Drogue: le «tout répressif» minerait le modèle genevois

A Genève, la politique en matière de dépendance aux drogues a été menée dans la durée, sous l’égide de plusieurs conseillers d’Etat, sans polémique, sans heurts politiques, sans création de scène ouverte.

A Genève, la politique en matière de dépendance aux drogues a été menée dans la durée, sous l’égide de plusieurs conseillers d’Etat, sans polémique, sans heurts politiques, sans création de scène ouverte.

Cette politique d’avant-garde a servi de modèle à ce qui est devenu la politique de la Suisse en la matière. Elle est appelée parfois des trois et parfois des quatre piliers: la prévention et l’éducation à la santé; la prise en charge sociale et sanitaire; et la répression. Ceci a été possible parce que (c’est suffisamment rare pour être souligné), trois départements ont su travailler la main dans la main, aussi sous l’égide de plusieurs conseillers d’Etat fort divers: l’instruction publique, l’action sociale et la santé (aujourd’hui séparé en deux entités distinctes) et le département de justice et police (devenu le département des institutions).

Toute velléité de dissocier ces piliers ou d’en privilégier un est vouée à l’échec et entraînerait un coûteux gaspillage, singulièrement le tout répressif (voir Tribune du 22 avril). Ces phénomènes sont visibles chaque jour dans divers autres pays Il y a lieu donc de rappeler des notions de base.

Premièrement, toutes les sociétés humaines ou presque, ont connu des dépendances sous diverses formes (produit ou comportement). Eradiquer la toxicomanie est une chimère dangereuse, bafouant les droits humains élémentaires.

Deuxièmement, les personnes dépendantes ne tombent pas du ciel. Elles sont nos enfants, nos frères et nos soeurs. Inutile d’aller les chercher sur Sirius donc ou d’essayer de les y envoyer.

Troisièmement, la police, les pédagogues, les travailleurs sociaux et les agents de la santé doivent travailler ensemble et se respecter. C’était le «miracle» de Genève et cela doit être préservé. Nul ne doit demander à l’autre de ne pas faire son travail sous prétexte de devoir faire le sien.

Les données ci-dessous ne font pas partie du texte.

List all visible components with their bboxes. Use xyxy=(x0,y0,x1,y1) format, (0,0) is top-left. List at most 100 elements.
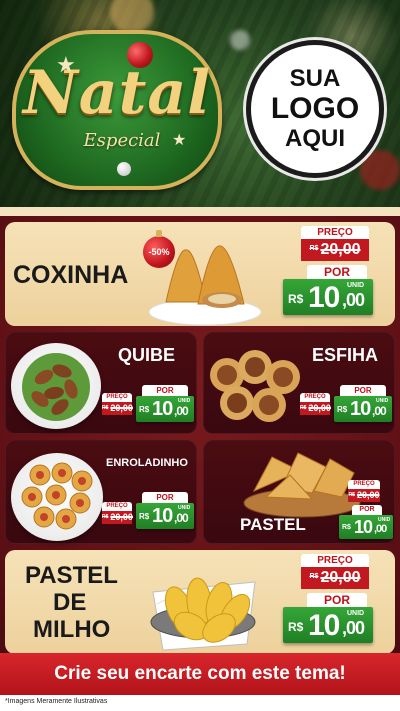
new-price-dec: ,00 xyxy=(374,523,387,535)
price-tag-old: PREÇO R$ 20,00 xyxy=(348,480,380,502)
old-price-value: 20,00 xyxy=(308,403,331,413)
new-price-int: 10 xyxy=(308,609,340,642)
old-price-currency: R$ xyxy=(309,573,319,580)
product-name: ENROLADINHO xyxy=(106,457,188,469)
new-price-currency: R$ xyxy=(288,620,304,634)
old-price-value: 20,00 xyxy=(320,241,361,258)
por-label: POR xyxy=(142,492,188,503)
price-tag-old: PREÇO R$ 20,00 xyxy=(300,393,331,415)
new-price-int: 10 xyxy=(152,398,173,420)
new-price-dec: ,00 xyxy=(342,290,365,310)
old-price: R$ 20,00 xyxy=(300,402,331,415)
new-price-currency: R$ xyxy=(139,405,150,414)
new-price: R$ 10 ,00 UNID xyxy=(339,515,393,539)
unit-label: UNID xyxy=(178,398,191,404)
old-price: R$ 20,00 xyxy=(301,567,369,589)
header-divider xyxy=(0,207,400,216)
pastel-icon xyxy=(243,452,361,518)
product-card-enroladinho[interactable]: ENROLADINHO PREÇO R$ 20,00 POR R$ 10 ,00 … xyxy=(5,440,197,544)
red-ornament-icon xyxy=(127,42,153,68)
price-tag-old: PREÇO R$ 20,00 xyxy=(301,226,369,261)
por-label: POR xyxy=(307,593,367,607)
natal-especial-badge: ★ ★ Natal Especial xyxy=(12,30,222,190)
cta-banner[interactable]: Crie seu encarte com este tema! xyxy=(0,653,400,695)
logo-text-line2: LOGO xyxy=(270,92,360,125)
new-price-currency: R$ xyxy=(337,405,348,414)
badge-title: Natal xyxy=(22,58,212,128)
old-price-currency: R$ xyxy=(102,514,109,520)
coxinha-icon xyxy=(148,245,262,326)
new-price-dec: ,00 xyxy=(342,618,365,638)
unit-label: UNID xyxy=(378,517,391,523)
price-tag-old: PREÇO R$ 20,00 xyxy=(102,393,133,415)
product-name: PASTEL DE MILHO xyxy=(25,562,118,643)
new-price-int: 10 xyxy=(350,398,371,420)
price-header: PREÇO xyxy=(102,502,132,511)
new-price-dec: ,00 xyxy=(174,511,189,525)
header: ★ ★ Natal Especial SUA LOGO AQUI xyxy=(0,0,400,207)
new-price: R$ 10 ,00 UNID xyxy=(283,279,373,315)
product-name-line3: MILHO xyxy=(33,616,111,643)
price-header: PREÇO xyxy=(301,226,369,239)
old-price: R$ 20,00 xyxy=(301,239,369,261)
new-price-dec: ,00 xyxy=(372,404,387,418)
price-header: PREÇO xyxy=(102,393,132,402)
star-icon: ★ xyxy=(172,132,187,149)
product-card-coxinha[interactable]: COXINHA -50% PREÇO R$ 20,00 POR R$ 10 ,00… xyxy=(5,222,395,326)
product-name: QUIBE xyxy=(118,345,176,365)
old-price-value: 20,00 xyxy=(110,403,133,413)
badge-subtitle: Especial xyxy=(83,130,161,151)
por-label: POR xyxy=(142,385,188,396)
price-tag-new: POR xyxy=(340,385,386,396)
unit-label: UNID xyxy=(347,610,365,617)
star-icon: ★ xyxy=(56,52,76,77)
old-price-currency: R$ xyxy=(348,492,355,498)
pastel-de-milho-icon xyxy=(150,577,256,651)
price-tag-new: POR xyxy=(142,385,188,396)
old-price: R$ 20,00 xyxy=(348,489,380,502)
cta-banner-text: Crie seu encarte com este tema! xyxy=(54,663,346,684)
ornament-bokeh xyxy=(360,150,400,190)
ornament-bokeh xyxy=(230,30,250,50)
product-name: COXINHA xyxy=(13,261,129,289)
product-card-pastel[interactable]: PASTEL PREÇO R$ 20,00 POR R$ 10 ,00 UNID xyxy=(203,440,395,544)
price-tag-new: POR xyxy=(352,505,382,515)
price-tag-new: POR xyxy=(307,265,367,279)
old-price-currency: R$ xyxy=(300,405,307,411)
new-price-int: 10 xyxy=(354,517,373,537)
price-tag-old: PREÇO R$ 20,00 xyxy=(301,554,369,589)
new-price: R$ 10 ,00 UNID xyxy=(136,396,194,422)
product-card-pastel-de-milho[interactable]: PASTEL DE MILHO PREÇO R$ 20,00 POR R$ 10… xyxy=(5,550,395,654)
new-price-dec: ,00 xyxy=(174,404,189,418)
quibe-icon xyxy=(22,353,90,421)
product-name-line1: PASTEL xyxy=(25,562,118,589)
disclaimer-text: *Imagens Meramente Ilustrativas xyxy=(5,698,108,705)
old-price-value: 20,00 xyxy=(320,569,361,586)
old-price-currency: R$ xyxy=(309,245,319,252)
price-tag-new: POR xyxy=(307,593,367,607)
logo-placeholder[interactable]: SUA LOGO AQUI xyxy=(246,40,384,178)
new-price-currency: R$ xyxy=(139,512,150,521)
product-name: PASTEL xyxy=(240,515,306,534)
product-name-line2: DE xyxy=(53,589,87,616)
enroladinho-icon xyxy=(21,462,93,530)
price-tag-old: PREÇO R$ 20,00 xyxy=(102,502,133,524)
logo-text-line1: SUA xyxy=(289,65,341,92)
white-ornament-icon xyxy=(117,162,131,176)
new-price-int: 10 xyxy=(308,281,340,314)
product-card-quibe[interactable]: QUIBE PREÇO R$ 20,00 POR R$ 10 ,00 UNID xyxy=(5,332,197,434)
new-price-currency: R$ xyxy=(288,292,304,306)
product-card-esfiha[interactable]: ESFIHA PREÇO R$ 20,00 POR R$ 10 ,00 UNID xyxy=(203,332,395,434)
esfiha-icon xyxy=(210,350,300,422)
price-header: PREÇO xyxy=(301,554,369,567)
old-price: R$ 20,00 xyxy=(102,511,133,524)
por-label: POR xyxy=(352,505,382,515)
por-label: POR xyxy=(340,385,386,396)
old-price-value: 20,00 xyxy=(110,512,133,522)
unit-label: UNID xyxy=(376,398,389,404)
new-price: R$ 10 ,00 UNID xyxy=(283,607,373,643)
old-price-value: 20,00 xyxy=(356,490,380,500)
price-header: PREÇO xyxy=(300,393,330,402)
price-header: PREÇO xyxy=(348,480,380,489)
new-price: R$ 10 ,00 UNID xyxy=(136,503,194,529)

Quatrièmement, ce «miracle de Genève» était dû à une commission mixte (public privé) intégrant toutes celles et tous ceux qui se trouvaient impliqué-e-s dans cette entreprise, y inclus police et juges. Cela a permis la créativité et la concertation. Corollaire: Genève a pu créer des équipements remarquables qui ne doivent pas être démolis par l’actuel climat politique en matière de finances.

Cinquièmement, toxicomanie ou autres phénomènes sociaux contemporains exigent:

  • un domaine public éclairé fortement dans tous ses recoins;
  • aucune portion du territoire cantonal où la police ne pénètre pas;
  • une intolérance à toute tentative de constituer ne serait-ce qu’un embryon de scène ouverte, par une politique d’information préalable indiquant constamment les lieux où une aide est disponible;
  • des forces de l’ordre bien visibles partout.

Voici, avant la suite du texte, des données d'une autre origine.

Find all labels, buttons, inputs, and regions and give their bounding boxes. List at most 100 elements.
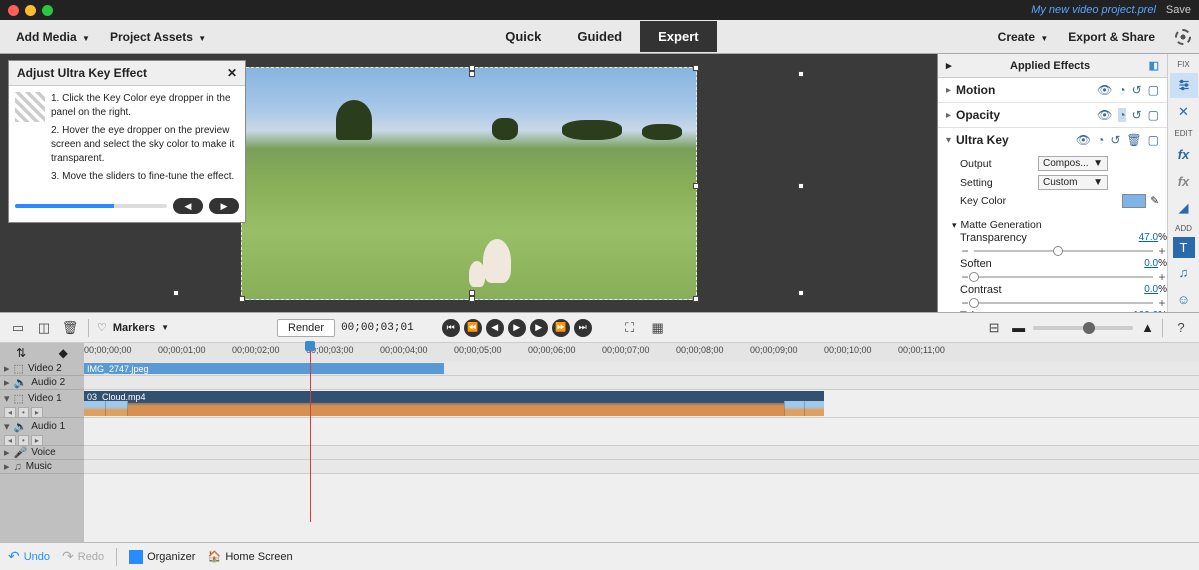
outer-handle[interactable] — [798, 71, 804, 77]
fx-brush-tab-icon[interactable]: fx — [1170, 142, 1198, 167]
organizer-button[interactable]: Organizer — [129, 550, 195, 564]
outer-handle[interactable] — [798, 290, 804, 296]
track-toggle-icon[interactable]: ⬚ — [14, 362, 24, 375]
reset-icon[interactable]: ↺ — [1132, 108, 1142, 122]
redo-button[interactable]: ↷Redo — [62, 548, 104, 565]
outer-handle[interactable] — [469, 290, 475, 296]
markers-chevron[interactable]: ▼ — [161, 323, 169, 332]
zoom-out-icon[interactable]: ▬ — [1012, 320, 1025, 335]
graphics-tab-icon[interactable]: ☺ — [1170, 287, 1198, 312]
music-tab-icon[interactable]: ♫ — [1170, 260, 1198, 285]
preview-canvas[interactable] — [241, 67, 697, 300]
render-button[interactable]: Render — [277, 319, 335, 337]
create-menu[interactable]: Create ▼ — [990, 26, 1057, 48]
safe-margins-icon[interactable]: ▦ — [648, 318, 668, 338]
settings-gear-icon[interactable] — [1175, 29, 1191, 45]
track-nav-right[interactable]: ▸ — [31, 435, 43, 446]
minimize-window-button[interactable] — [25, 5, 36, 16]
tools-tab-icon[interactable]: ✕ — [1170, 100, 1198, 125]
adjust-tab-icon[interactable] — [1170, 73, 1198, 98]
go-to-start-button[interactable]: ⏮ — [442, 319, 460, 337]
eye-icon[interactable]: 👁 — [1097, 108, 1112, 122]
soften-value[interactable]: 0.0 — [1144, 258, 1158, 270]
transparency-slider[interactable] — [974, 246, 1153, 256]
slider-max-icon[interactable]: + — [1157, 244, 1167, 258]
contrast-slider[interactable] — [974, 298, 1153, 308]
timeline-tool-b-icon[interactable]: ◆ — [59, 346, 68, 360]
zoom-in-icon[interactable]: ▲ — [1141, 320, 1154, 335]
mode-guided[interactable]: Guided — [559, 21, 640, 52]
mute-icon[interactable]: ▸ — [4, 446, 10, 459]
mute-icon[interactable]: ▸ — [4, 460, 10, 473]
fast-forward-button[interactable]: ⏩ — [552, 319, 570, 337]
help-icon[interactable]: ? — [1171, 318, 1191, 338]
visibility-icon[interactable]: ▾ — [4, 392, 10, 405]
stopwatch-icon[interactable]: ◔ — [1118, 108, 1125, 122]
selection-handle[interactable] — [239, 296, 245, 302]
visibility-icon[interactable]: ▸ — [4, 362, 10, 375]
mute-icon[interactable]: ▾ — [4, 420, 10, 433]
mode-expert[interactable]: Expert — [640, 21, 716, 52]
contrast-value[interactable]: 0.0 — [1144, 284, 1158, 296]
selection-handle[interactable] — [693, 183, 699, 189]
project-assets-menu[interactable]: Project Assets ▼ — [102, 26, 214, 48]
reset-icon[interactable]: ↺ — [1132, 83, 1142, 97]
fullscreen-icon[interactable]: ⛶ — [620, 318, 640, 338]
caret-icon[interactable]: ▸ — [946, 85, 956, 96]
caret-icon[interactable]: ▸ — [946, 110, 956, 121]
tracks-content[interactable]: IMG_2747.jpeg 03_Cloud.mp4 — [84, 362, 1199, 542]
output-select[interactable]: Compos...▼ — [1038, 156, 1108, 171]
mode-quick[interactable]: Quick — [487, 21, 559, 52]
setting-select[interactable]: Custom▼ — [1038, 175, 1108, 190]
trash-icon[interactable]: 🗑 — [1126, 133, 1141, 147]
rewind-button[interactable]: ⏪ — [464, 319, 482, 337]
selection-handle[interactable] — [469, 296, 475, 302]
export-share-button[interactable]: Export & Share — [1060, 26, 1163, 48]
reset-icon[interactable]: ↺ — [1110, 133, 1120, 147]
expand-icon[interactable]: ▢ — [1148, 83, 1159, 97]
track-nav-dot[interactable]: • — [18, 435, 29, 446]
clip-img2747[interactable]: IMG_2747.jpeg — [84, 363, 444, 374]
trash-icon[interactable]: 🗑 — [60, 318, 80, 338]
fx-tab-icon[interactable]: fx — [1170, 169, 1198, 194]
track-toggle-icon[interactable]: ⬚ — [14, 392, 24, 405]
track-nav-dot[interactable]: • — [18, 407, 29, 418]
soften-slider[interactable] — [974, 272, 1153, 282]
stopwatch-icon[interactable]: ◔ — [1097, 133, 1104, 147]
home-screen-button[interactable]: 🏠Home Screen — [207, 550, 292, 564]
toolbar-copy-icon[interactable]: ◫ — [34, 318, 54, 338]
eye-icon[interactable]: 👁 — [1076, 133, 1091, 147]
outer-handle[interactable] — [798, 183, 804, 189]
zoom-slider[interactable] — [1033, 326, 1133, 330]
toolbar-effects-icon[interactable]: ▭ — [8, 318, 28, 338]
titles-tab-icon[interactable]: T — [1173, 237, 1195, 258]
clip-cloud[interactable]: 03_Cloud.mp4 — [84, 391, 824, 416]
go-to-end-button[interactable]: ⏭ — [574, 319, 592, 337]
snap-icon[interactable]: ⊟ — [984, 318, 1004, 338]
selection-handle[interactable] — [693, 296, 699, 302]
guide-next-button[interactable]: ▶ — [209, 198, 239, 214]
speaker-icon[interactable]: 🔈 — [14, 376, 28, 389]
effect-opacity[interactable]: Opacity — [956, 108, 1097, 122]
eyedropper-icon[interactable]: ✎ — [1150, 195, 1159, 207]
slider-max-icon[interactable]: + — [1157, 296, 1167, 310]
timecode-display[interactable]: 00;00;03;01 — [341, 322, 414, 334]
outer-handle[interactable] — [173, 290, 179, 296]
track-nav-left[interactable]: ◂ — [4, 407, 16, 418]
markers-icon[interactable]: ♡ — [97, 321, 107, 334]
maximize-window-button[interactable] — [42, 5, 53, 16]
time-ruler[interactable]: 00;00;00;0000;00;01;0000;00;02;0000;00;0… — [84, 343, 1199, 362]
mic-icon[interactable]: 🎤 — [14, 446, 28, 459]
mute-icon[interactable]: ▸ — [4, 376, 10, 389]
effect-motion[interactable]: Motion — [956, 83, 1097, 97]
guide-prev-button[interactable]: ◀ — [173, 198, 203, 214]
caret-icon[interactable]: ▾ — [946, 135, 956, 146]
speaker-icon[interactable]: 🔈 — [14, 420, 28, 433]
slider-max-icon[interactable]: + — [1157, 270, 1167, 284]
eye-icon[interactable]: 👁 — [1097, 83, 1112, 97]
save-button[interactable]: Save — [1166, 4, 1191, 16]
slider-min-icon[interactable]: − — [960, 244, 970, 258]
outer-handle[interactable] — [469, 71, 475, 77]
expand-icon[interactable]: ▢ — [1148, 133, 1159, 147]
selection-handle[interactable] — [693, 65, 699, 71]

Ce dispositif à un prix, mais il est probablement beaucoup moins cher que certaines dérives. A ce propos, il ne paraît pas excessif d’exiger un surcroît de créativité à la commission mixte et un regain d’intérêt constructif pour ce domaine de la part des responsables politiques concernés au premier chef, le social et la santé, en collaboration constante avec l’instruction publique et les institutions.

Sixièmement, depuis vingt ans, tout le monde s’accorde à dire que la loi fédérale de 1951/1975 est inapplicable. Mais nous sommes très divisés sur ce qu’il faudrait pour remplacer ce texte

En tout cas, il n’est pas possible de bâtir une politique en matière de toxicomanie en partant du produit. Il n’y a ni produit anodin, ni produit diabolique. Il n’y a pas deux êtres humains qui réagissent de la même manière au même produit, légal ou illégal. Qui se souvient du rapport Schild? Monsieur Couchepin, ayez le courage de sortir ce document de vos tiroirs et mettons-nous tous et toutes au travail.